At a rate that comes close to one a day, people keep getting killed and injured—mostly killed—when trains hit cars and trucks at grade crossings around the country. And in each community where it happens, residents get upset and demand that “something be done” about it.
OK . . . what?
Almost always the cause is carelessness or just plain stupidity. The media invariably reports these events as “accidents”, but they’re not … not when some bozo ignores the flashing lights and the clanging bells, drives around the lowered barricade, and gets creamed by a train before he can make it to the other side of the tracks.
It happened again a couple of days ago in Grass Lakes, Michigan. A guy named Eric Foote, 57, was killed by an Amtrak train when—let me quote the local news account—he “disregarded the warning signal, crossed the tracks and was struck by the westbound train”. We know that all the safety equipment—the gates, the lights, the bells—we’re working because there were no less than four witnesses.
In a train-car collision, the train wins . . . every time. An Amtrak engineer once told me that an equivalent to a train hitting a car would be running over a mailbox with your family car.

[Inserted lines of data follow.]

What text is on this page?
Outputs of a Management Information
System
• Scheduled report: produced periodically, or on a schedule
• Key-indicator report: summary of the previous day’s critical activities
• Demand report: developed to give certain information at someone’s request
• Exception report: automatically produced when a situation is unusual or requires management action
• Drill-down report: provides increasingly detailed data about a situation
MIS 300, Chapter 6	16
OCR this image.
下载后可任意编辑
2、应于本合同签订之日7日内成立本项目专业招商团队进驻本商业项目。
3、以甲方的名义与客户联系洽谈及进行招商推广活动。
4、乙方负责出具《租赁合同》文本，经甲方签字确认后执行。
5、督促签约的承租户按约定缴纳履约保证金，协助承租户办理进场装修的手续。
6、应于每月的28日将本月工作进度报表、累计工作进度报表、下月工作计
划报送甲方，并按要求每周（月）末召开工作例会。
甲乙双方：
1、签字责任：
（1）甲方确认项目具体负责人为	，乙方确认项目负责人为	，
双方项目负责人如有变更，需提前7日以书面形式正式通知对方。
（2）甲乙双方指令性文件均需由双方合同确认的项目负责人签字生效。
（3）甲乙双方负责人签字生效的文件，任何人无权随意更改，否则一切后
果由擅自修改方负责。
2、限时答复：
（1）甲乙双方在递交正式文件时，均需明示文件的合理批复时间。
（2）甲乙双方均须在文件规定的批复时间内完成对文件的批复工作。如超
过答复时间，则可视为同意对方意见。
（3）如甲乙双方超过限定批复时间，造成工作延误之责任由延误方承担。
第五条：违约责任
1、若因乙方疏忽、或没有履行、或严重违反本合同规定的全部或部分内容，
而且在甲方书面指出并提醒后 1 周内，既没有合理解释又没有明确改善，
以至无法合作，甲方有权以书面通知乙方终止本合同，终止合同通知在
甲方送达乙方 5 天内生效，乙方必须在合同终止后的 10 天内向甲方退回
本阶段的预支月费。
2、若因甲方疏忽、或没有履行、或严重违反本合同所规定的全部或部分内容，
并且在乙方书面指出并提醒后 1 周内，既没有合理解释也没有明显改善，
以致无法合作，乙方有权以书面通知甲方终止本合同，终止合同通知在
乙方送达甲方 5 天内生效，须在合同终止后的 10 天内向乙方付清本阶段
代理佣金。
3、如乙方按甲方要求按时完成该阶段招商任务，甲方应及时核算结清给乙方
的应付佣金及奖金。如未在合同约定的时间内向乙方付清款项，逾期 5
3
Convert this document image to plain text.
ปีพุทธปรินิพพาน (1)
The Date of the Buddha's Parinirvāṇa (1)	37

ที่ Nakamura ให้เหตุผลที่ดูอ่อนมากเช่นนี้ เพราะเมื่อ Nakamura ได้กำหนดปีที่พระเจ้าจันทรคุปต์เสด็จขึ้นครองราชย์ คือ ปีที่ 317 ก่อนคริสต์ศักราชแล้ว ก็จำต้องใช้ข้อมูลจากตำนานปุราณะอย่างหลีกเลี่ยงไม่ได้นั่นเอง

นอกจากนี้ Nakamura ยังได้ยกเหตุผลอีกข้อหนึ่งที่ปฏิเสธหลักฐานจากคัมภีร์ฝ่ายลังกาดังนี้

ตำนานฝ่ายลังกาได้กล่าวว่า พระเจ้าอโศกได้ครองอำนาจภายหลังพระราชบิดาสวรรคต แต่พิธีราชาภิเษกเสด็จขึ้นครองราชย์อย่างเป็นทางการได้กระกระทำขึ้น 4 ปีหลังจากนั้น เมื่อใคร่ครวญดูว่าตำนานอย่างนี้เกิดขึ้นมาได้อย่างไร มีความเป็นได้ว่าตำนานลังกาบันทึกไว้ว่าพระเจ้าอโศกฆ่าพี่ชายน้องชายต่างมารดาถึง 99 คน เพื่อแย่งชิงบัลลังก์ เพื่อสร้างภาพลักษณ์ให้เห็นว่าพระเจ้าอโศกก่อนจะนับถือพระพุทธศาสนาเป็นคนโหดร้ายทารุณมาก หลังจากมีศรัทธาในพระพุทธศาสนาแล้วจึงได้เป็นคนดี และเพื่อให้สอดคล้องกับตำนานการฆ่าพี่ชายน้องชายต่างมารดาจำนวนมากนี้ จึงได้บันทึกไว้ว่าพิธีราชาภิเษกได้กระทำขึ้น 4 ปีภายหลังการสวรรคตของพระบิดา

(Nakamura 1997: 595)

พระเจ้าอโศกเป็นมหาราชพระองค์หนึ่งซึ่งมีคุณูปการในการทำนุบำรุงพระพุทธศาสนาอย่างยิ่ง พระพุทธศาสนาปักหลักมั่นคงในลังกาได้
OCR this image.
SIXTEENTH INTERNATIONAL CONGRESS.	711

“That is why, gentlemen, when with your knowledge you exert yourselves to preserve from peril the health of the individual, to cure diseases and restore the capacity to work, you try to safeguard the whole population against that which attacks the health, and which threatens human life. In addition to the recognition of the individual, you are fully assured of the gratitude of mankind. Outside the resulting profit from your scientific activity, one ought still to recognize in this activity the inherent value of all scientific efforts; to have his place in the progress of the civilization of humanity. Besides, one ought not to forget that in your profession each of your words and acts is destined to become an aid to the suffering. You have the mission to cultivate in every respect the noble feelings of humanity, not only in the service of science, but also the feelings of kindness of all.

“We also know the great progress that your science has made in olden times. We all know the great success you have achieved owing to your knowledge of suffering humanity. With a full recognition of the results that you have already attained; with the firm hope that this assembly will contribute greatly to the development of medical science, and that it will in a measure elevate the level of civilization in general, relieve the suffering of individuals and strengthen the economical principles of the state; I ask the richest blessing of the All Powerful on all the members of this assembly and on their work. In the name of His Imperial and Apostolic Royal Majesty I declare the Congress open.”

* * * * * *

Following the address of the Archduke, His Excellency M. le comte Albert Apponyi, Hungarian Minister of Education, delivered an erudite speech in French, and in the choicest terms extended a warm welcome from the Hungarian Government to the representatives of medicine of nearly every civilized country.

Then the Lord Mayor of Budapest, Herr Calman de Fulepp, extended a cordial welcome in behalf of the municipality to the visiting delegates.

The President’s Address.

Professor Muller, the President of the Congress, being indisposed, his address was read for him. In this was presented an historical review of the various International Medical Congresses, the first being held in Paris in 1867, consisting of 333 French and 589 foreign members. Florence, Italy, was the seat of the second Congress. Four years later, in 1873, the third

Here’s some visual proof of that.
Foote’s car was smashed, knocked a hundred feet from the point of impact, and he was killed. The damage to the Amtrak locomotive was barely noticeable.
There are hundreds of thousands of grade crossing all over this country. And there are ways to minimize or even eliminate these occurrences: double barricades (that is, arms are lowered on both sides of the road and on both sides of the intersection) or we can construct underpasses or overpasses at these sites. The costs vary from expensive to really expensive.
I hate to put it in these terms, but I guess it pretty much boils down to how many tax dollars we’re prepared to spend in order to prevent careless or stupid people from killing themselves.